No mesmo ano, da edição da Lei n. 7.369/85, em 26 de dezembro, ela foi regulamentada pelo Decreto nº 92.212. Entretanto, menos de um ano depois, a lei ganhou nova regulamentação com a edição do Decreto 93.412, de 14 de outubro de 1986, que revogou o anterior, tendo como diferença fundamental entre esses dois instrumentos regulamentadores, a proporcionalidade e a exigência de perícia.
O Decreto n. 93.412/86 regulamentou a Lei n. 7.369/85, onde se estatuiu salário adicional para empregados do setor de energia elétrica, em condições de periculosidade, na média de 30% sobre o conjunto de parcelas de natureza salarial, conforme atual Orientação Jurisprudencial da SDI-I do TST n. 279.
A legislação apontada garantiu o direito ao adicional de 30%, para “o empregado que exerce atividade no setor de energia elétrica...” (art. 1º da Lei 7.369/85), sendo que posteriormente, o Decreto 93.412/86, ao regulamentar esta matéria, em seu anexo (quadro de atividades) limitou tal adicional aos empregados que exercem atividades no chamado “sistema elétrico de potência”, bem como jurisprudência laboral e decisões do Tribunal Superior do Trabalho.

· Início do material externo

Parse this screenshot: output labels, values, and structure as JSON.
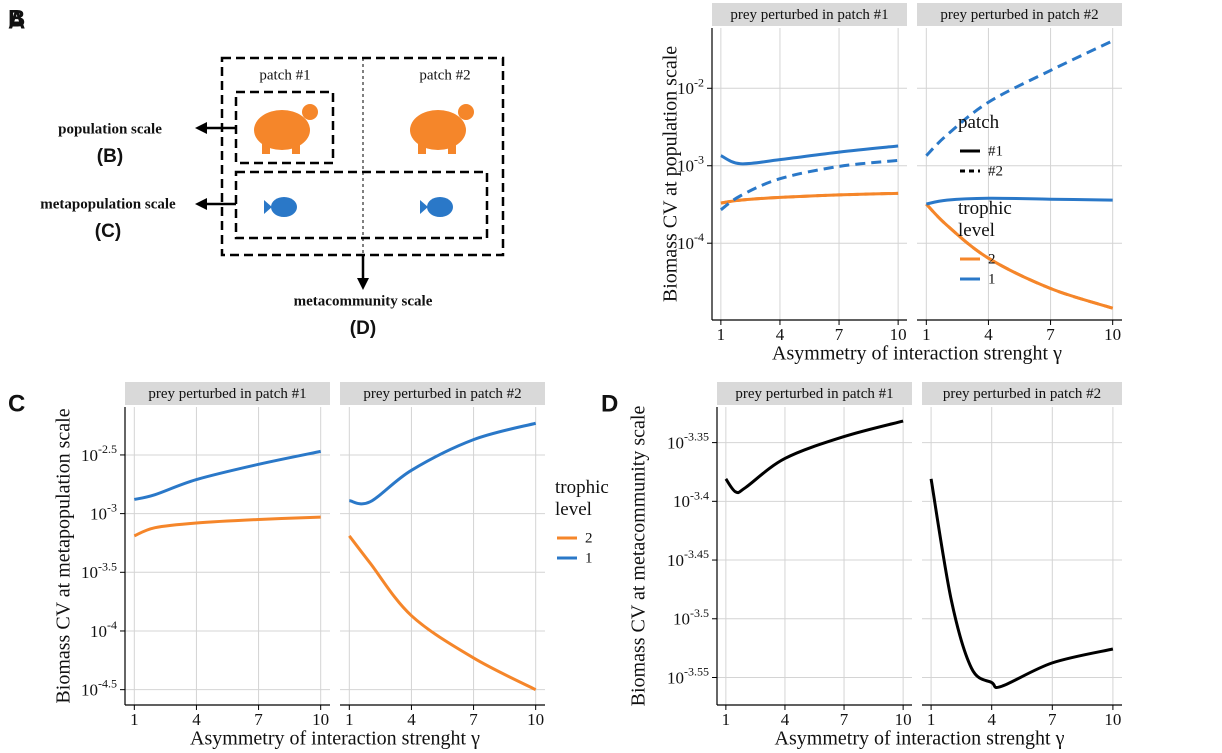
{
  "panel_a": {
    "label": "A",
    "patches": [
      "patch #1",
      "patch #2"
    ],
    "scales": [
      {
        "name": "population scale",
        "ref": "(B)"
      },
      {
        "name": "metapopulation scale",
        "ref": "(C)"
      },
      {
        "name": "metacommunity scale",
        "ref": "(D)"
      }
    ]
  },
  "chart_data": [
    {
      "type": "line",
      "panel": "B",
      "y_title": "Biomass CV at population scale",
      "x_title": "Asymmetry of interaction strenght γ",
      "log_y": true,
      "grid": true,
      "xlim": [
        0.55,
        10.45
      ],
      "xticks": [
        1,
        4,
        7,
        10
      ],
      "ylim": [
        1.02e-05,
        0.06
      ],
      "yticks": [
        {
          "value": 0.0001,
          "label": "10-4"
        },
        {
          "value": 0.001,
          "label": "10-3"
        },
        {
          "value": 0.01,
          "label": "10-2"
        }
      ],
      "legend": [
        {
          "title": "patch",
          "items": [
            {
              "label": "#1",
              "color": "#000000",
              "dash": "solid"
            },
            {
              "label": "#2",
              "color": "#000000",
              "dash": "dashed"
            }
          ]
        },
        {
          "title": "trophic level",
          "items": [
            {
              "label": "2",
              "color": "#f5862a"
            },
            {
              "label": "1",
              "color": "#2a78c8"
            }
          ]
        }
      ],
      "facets": [
        {
          "title": "prey perturbed in patch #1",
          "x": [
            1,
            2,
            4,
            7,
            10
          ],
          "series": [
            {
              "trophic_level": "2",
              "patch": "#2",
              "values": [
                0.00033,
                0.00036,
                0.00039,
                0.00042,
                0.00044
              ]
            },
            {
              "trophic_level": "2",
              "patch": "#1",
              "values": [
                0.00033,
                0.00036,
                0.00039,
                0.00042,
                0.00044
              ]
            },
            {
              "trophic_level": "1",
              "patch": "#2",
              "values": [
                0.00027,
                0.00041,
                0.00068,
                0.00098,
                0.00117
              ]
            },
            {
              "trophic_level": "1",
              "patch": "#1",
              "values": [
                0.00135,
                0.00106,
                0.0012,
                0.0015,
                0.0018
              ]
            }
          ]
        },
        {
          "title": "prey perturbed in patch #2",
          "x": [
            1,
            2,
            4,
            7,
            10
          ],
          "series": [
            {
              "trophic_level": "2",
              "patch": "#2",
              "values": [
                0.00032,
                0.00017,
                6.4e-05,
                2.6e-05,
                1.45e-05
              ]
            },
            {
              "trophic_level": "2",
              "patch": "#1",
              "values": [
                0.00032,
                0.00017,
                6.4e-05,
                2.6e-05,
                1.45e-05
              ]
            },
            {
              "trophic_level": "1",
              "patch": "#2",
              "values": [
                0.00135,
                0.0025,
                0.0066,
                0.017,
                0.041
              ]
            },
            {
              "trophic_level": "1",
              "patch": "#1",
              "values": [
                0.00032,
                0.00036,
                0.00038,
                0.00037,
                0.00036
              ]
            }
          ]
        }
      ]
    },
    {
      "type": "line",
      "panel": "C",
      "y_title": "Biomass CV at metapopulation scale",
      "x_title": "Asymmetry of interaction strenght γ",
      "log_y": true,
      "grid": true,
      "xlim": [
        0.55,
        10.45
      ],
      "xticks": [
        1,
        4,
        7,
        10
      ],
      "ylim": [
        2.34e-05,
        0.0081
      ],
      "yticks": [
        {
          "value": 3.162e-05,
          "label": "10-4.5"
        },
        {
          "value": 0.0001,
          "label": "10-4"
        },
        {
          "value": 0.0003162,
          "label": "10-3.5"
        },
        {
          "value": 0.001,
          "label": "10-3"
        },
        {
          "value": 0.003162,
          "label": "10-2.5"
        }
      ],
      "legend": [
        {
          "title": "trophic level",
          "items": [
            {
              "label": "2",
              "color": "#f5862a"
            },
            {
              "label": "1",
              "color": "#2a78c8"
            }
          ]
        }
      ],
      "facets": [
        {
          "title": "prey perturbed in patch #1",
          "x": [
            1,
            2,
            4,
            7,
            10
          ],
          "series": [
            {
              "trophic_level": "2",
              "values": [
                0.000646,
                0.000759,
                0.000832,
                0.000891,
                0.000933
              ]
            },
            {
              "trophic_level": "1",
              "values": [
                0.00132,
                0.00145,
                0.00195,
                0.00263,
                0.00339
              ]
            }
          ]
        },
        {
          "title": "prey perturbed in patch #2",
          "x": [
            1,
            2,
            4,
            7,
            10
          ],
          "series": [
            {
              "trophic_level": "2",
              "values": [
                0.000646,
                0.00038,
                0.000135,
                5.89e-05,
                3.16e-05
              ]
            },
            {
              "trophic_level": "1",
              "values": [
                0.00129,
                0.00126,
                0.00234,
                0.00427,
                0.00589
              ]
            }
          ]
        }
      ]
    },
    {
      "type": "line",
      "panel": "D",
      "y_title": "Biomass CV at metacommunity scale",
      "x_title": "Asymmetry of interaction strenght γ",
      "log_y": true,
      "grid": true,
      "xlim": [
        0.55,
        10.45
      ],
      "xticks": [
        1,
        4,
        7,
        10
      ],
      "ylim": [
        0.000267,
        0.000479
      ],
      "yticks": [
        {
          "value": 0.0002818,
          "label": "10-3.55"
        },
        {
          "value": 0.0003162,
          "label": "10-3.5"
        },
        {
          "value": 0.0003548,
          "label": "10-3.45"
        },
        {
          "value": 0.0003981,
          "label": "10-3.4"
        },
        {
          "value": 0.0004467,
          "label": "10-3.35"
        }
      ],
      "facets": [
        {
          "title": "prey perturbed in patch #1",
          "x": [
            1,
            1.5,
            2,
            4,
            7,
            10
          ],
          "series": [
            {
              "color": "#000000",
              "values": [
                0.000416,
                0.0004055,
                0.000409,
                0.000433,
                0.000452,
                0.000466
              ]
            }
          ]
        },
        {
          "title": "prey perturbed in patch #2",
          "x": [
            1,
            2,
            3,
            4,
            4.5,
            7,
            10
          ],
          "series": [
            {
              "color": "#000000",
              "values": [
                0.000416,
                0.000328,
                0.000287,
                0.000279,
                0.000277,
                0.00029,
                0.000298
              ]
            }
          ]
        }
      ]
    }
  ]
}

Deve-se lembrar que o princípio da primazia da realidade, da verdade real, determina que não é o nome do cargo ou da categoria que garante direitos ao empregado, mas sim as atividades por ele realizadas. No caso do leiturista, este não entra em contato com sistema elétrico de potência, como poderia então a justiça laboral conceder tal direito a quem não faz jus, posto que tal medida seria uma afronta à concretização da verdadeira justiça.
A lei pertinente ao caso de eletricitários esclarece que o pagamento da remuneração adicional não é devido em caso de exposição eventual, conforme Decreto 93.412/86 art. 2º, § 1º, “o ingresso ou permanência eventual em área de risco não geram direito ao adicional de periculosidade”.
Estabelece ainda o Decreto 93.412/86, a exigência de perícia para a caracterização do risco, conforme expresso em seu artigo 4º, § 1º, “a caracterização do risco ou da sua eliminação far-se-á através de perícia, observando o disposto no artigo 195 e parágrafos da Consolidação das Leis do Trabalho.
Em virtude do art. 195 da CLT referir-se às normas do Ministério do Trabalho e não a outros instrumentos jurídicos, o Decreto 93.412/86 em seu § 1º, art. 4º, deixa incontroversa a exigência da perícia, o que leva ao entendimento de que o quadro de atividades e áreas de risco, apresentado como anexo ao Decreto 93.412/86, não é auto aplicável, para concessão da remuneração adicional, posto que tal matéria é estritamente técnica, há esta exigência legal (artigo 195, caput, da CLT), ratificada pelo texto do Decreto 93.412/86 é prevista no Código de Processo Civil, ao estabelecer em seu artigo 145:
“Art. 145. Quando a prova do fato depender de conhecimento técnico ou científico, o juiz será asssistido por perito, segundo o disposto no artigo 421.
Art. 421, caput – O juiz nomeará o perito, fixando de imediato o prazo para a entrega do laudo”.
Para comprovar a existência ou não de risco, faz-se necessário, sendo exigência legal esboçada no art. 195, § 2º da CLT, a realização de perícia técnica, já que é o único tipo de prova hábil para comprovar a existência ou não da periculosidade, sendo constatado o contato com o sistema de potência, que demonstre risco de morte, não importando a função que exerça, é direito do trabalhador o recebimento do adicional de periculosidade.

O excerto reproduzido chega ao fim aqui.